Aufgrund der stringentesten Reformen, die wir in der Geschichte der Industrienationen umgesetzt haben. Es gibt eine Daumenregel von Goldman Sachs. Je nach Flexibilitätsgrad einer Volkswirtschaft sind Reformen in der Größenordnung von ein bis zwei Prozent der Wirtschaftsleistung pro Jahr machbar, ohne das Gesamtkonstrukt zu gefährden. Wir haben in Spanien, Portugal und Irland über drei, vier Jahre Anpassungen von 2,5 bis drei Prozent der Wirtschaftsleistung umgesetzt. In Griechenlang lagen wir über vier, fünf Jahre bei vier bis fünf Prozent der Wirtschaftsleistungen. So etwas hat es in der Geschichte noch nie gegeben, das ist schmerzhaft in der ersten Phase der Anpassung. Schafft aber dann den Boden eben für nachhaltiges, selbst generiertes Wachstum. Und genau das erleben wir im Moment in der Eurozone. Schauen Sie auf die Wachstumstreiber in der Eurozone, das ist Irland mit knapp sechs Prozent, das ist Spanien mit mehr als drei Prozent, das ist Portugal mit zwei Prozent. Insofern kommt die Eurozone jetzt richtig in Fahrt. Und wir haben in Deutschland, das möchte ich hier betonen, bei den Auftragseingängen zum Beispiel, den größten positiven Impuls aus der Eurozone, der kommt nicht aus China, der kommt nicht aus den USA, der kommt aus der Eurozone. Und das ist Ausdruck der Reformpolitik.

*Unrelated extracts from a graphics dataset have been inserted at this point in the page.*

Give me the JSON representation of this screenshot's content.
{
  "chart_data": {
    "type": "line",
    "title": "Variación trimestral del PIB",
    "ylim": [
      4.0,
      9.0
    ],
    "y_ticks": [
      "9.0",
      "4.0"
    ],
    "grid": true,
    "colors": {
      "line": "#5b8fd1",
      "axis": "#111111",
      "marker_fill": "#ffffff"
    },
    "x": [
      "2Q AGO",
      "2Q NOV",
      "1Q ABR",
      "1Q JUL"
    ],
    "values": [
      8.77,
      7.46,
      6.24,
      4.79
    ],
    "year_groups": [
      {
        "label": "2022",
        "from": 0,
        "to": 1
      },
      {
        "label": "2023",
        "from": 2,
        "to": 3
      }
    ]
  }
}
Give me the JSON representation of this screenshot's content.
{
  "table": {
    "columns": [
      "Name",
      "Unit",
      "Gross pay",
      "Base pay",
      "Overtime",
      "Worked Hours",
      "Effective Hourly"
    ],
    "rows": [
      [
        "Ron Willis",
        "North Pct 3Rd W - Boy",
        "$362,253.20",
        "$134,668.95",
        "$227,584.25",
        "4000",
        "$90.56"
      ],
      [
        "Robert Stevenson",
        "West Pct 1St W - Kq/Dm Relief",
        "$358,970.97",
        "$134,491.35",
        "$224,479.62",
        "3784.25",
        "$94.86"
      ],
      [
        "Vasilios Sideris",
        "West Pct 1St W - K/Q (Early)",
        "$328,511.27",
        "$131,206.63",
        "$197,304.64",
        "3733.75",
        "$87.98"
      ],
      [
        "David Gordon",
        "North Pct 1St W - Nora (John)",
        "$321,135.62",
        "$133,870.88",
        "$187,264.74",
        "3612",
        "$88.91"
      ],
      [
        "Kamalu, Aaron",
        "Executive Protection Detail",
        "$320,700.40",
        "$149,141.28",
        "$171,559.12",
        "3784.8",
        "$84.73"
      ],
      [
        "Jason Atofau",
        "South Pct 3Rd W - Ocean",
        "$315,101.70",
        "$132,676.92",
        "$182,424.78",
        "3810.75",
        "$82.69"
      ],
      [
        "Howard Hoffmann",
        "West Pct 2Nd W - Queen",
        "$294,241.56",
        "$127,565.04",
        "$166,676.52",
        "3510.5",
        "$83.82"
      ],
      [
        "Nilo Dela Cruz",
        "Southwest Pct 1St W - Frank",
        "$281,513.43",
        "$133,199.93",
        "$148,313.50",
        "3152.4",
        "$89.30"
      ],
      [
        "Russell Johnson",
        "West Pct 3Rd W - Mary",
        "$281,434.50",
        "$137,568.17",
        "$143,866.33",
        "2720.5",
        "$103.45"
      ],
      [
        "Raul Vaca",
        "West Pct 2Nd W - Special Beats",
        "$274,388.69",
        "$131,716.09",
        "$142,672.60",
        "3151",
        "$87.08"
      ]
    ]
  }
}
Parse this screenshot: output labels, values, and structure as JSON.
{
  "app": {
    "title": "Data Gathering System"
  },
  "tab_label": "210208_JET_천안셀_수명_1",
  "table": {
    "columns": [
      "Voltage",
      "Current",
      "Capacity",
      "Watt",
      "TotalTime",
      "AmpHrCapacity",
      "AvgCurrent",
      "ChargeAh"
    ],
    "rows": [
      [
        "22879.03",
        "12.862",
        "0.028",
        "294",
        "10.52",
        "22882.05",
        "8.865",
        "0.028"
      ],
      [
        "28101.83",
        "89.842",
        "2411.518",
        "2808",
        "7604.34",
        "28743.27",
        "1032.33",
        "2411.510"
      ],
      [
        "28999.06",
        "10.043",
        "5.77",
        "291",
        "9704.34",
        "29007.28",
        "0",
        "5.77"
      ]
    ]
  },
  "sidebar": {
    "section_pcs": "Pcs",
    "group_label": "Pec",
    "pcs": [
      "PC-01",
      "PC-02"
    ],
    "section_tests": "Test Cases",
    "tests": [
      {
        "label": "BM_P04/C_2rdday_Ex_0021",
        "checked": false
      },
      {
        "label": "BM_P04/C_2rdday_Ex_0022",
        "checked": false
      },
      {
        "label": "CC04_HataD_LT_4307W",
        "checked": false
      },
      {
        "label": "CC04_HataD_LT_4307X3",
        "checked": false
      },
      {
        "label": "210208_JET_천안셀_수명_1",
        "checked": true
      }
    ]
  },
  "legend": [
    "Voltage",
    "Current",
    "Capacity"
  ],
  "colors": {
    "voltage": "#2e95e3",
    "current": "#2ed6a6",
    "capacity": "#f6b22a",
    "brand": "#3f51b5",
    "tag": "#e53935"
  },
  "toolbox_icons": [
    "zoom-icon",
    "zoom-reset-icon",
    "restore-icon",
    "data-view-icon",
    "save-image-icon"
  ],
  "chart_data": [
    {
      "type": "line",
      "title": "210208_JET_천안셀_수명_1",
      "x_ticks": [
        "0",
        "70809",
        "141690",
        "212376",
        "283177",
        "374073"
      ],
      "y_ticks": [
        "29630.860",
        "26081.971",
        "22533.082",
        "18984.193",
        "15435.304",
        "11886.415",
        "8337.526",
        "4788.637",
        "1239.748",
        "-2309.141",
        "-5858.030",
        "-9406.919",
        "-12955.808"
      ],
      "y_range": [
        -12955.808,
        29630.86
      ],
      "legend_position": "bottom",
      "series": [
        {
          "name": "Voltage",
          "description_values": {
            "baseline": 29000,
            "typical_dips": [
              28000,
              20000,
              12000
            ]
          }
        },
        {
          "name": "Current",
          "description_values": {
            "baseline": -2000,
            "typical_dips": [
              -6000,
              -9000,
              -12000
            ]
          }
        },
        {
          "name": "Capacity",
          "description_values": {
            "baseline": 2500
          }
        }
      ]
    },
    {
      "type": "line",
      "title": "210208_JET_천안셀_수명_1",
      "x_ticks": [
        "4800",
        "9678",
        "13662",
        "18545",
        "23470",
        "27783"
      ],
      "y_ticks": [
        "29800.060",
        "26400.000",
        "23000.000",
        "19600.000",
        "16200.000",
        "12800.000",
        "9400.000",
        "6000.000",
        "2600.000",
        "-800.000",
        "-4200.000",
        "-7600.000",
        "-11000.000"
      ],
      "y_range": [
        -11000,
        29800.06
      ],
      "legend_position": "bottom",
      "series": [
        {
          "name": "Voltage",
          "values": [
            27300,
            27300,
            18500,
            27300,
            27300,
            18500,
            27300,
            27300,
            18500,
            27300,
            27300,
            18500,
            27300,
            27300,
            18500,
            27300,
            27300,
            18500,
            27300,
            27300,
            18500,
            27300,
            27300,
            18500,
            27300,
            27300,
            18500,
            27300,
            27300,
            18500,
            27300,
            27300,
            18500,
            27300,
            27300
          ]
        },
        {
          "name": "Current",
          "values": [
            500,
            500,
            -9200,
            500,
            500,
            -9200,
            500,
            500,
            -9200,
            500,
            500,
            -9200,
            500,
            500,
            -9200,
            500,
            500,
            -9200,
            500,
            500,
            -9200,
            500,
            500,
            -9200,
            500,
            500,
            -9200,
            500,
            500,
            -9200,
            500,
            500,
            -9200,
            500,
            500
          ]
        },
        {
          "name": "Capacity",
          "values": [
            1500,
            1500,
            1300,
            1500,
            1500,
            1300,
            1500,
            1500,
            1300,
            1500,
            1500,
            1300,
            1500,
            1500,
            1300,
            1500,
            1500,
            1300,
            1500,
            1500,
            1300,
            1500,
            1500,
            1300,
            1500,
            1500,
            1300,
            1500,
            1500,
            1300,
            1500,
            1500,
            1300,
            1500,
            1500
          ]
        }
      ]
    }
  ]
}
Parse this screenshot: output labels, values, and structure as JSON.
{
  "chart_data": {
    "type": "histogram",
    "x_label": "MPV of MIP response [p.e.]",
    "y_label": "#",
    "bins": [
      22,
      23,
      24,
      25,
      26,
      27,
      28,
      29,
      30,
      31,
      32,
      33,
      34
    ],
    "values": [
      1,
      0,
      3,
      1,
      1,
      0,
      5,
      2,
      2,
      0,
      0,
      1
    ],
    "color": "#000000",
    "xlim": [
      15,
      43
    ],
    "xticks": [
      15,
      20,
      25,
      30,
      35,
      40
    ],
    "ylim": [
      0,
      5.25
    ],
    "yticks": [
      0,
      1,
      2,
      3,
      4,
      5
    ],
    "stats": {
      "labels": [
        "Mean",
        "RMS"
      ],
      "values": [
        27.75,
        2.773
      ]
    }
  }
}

Leider – und das möchte ich an dieser Stelle ganz deutlich betonen – leider versagt meine Branche der Analysten und Volkswirte vollständig, diese Divergenz zwischen den konjunkturellen Entwicklungen und ihre Hintergründe der Öffentlichkeit klar zu machen. Denn dann hätten wir hier in der Eurozone ein viel breiteres Kreuz. Nicht nur als Finanzinvestor, sondern auch als Unternehmer und auch als Bürger der Eurozone. Das bedaure ich sehr.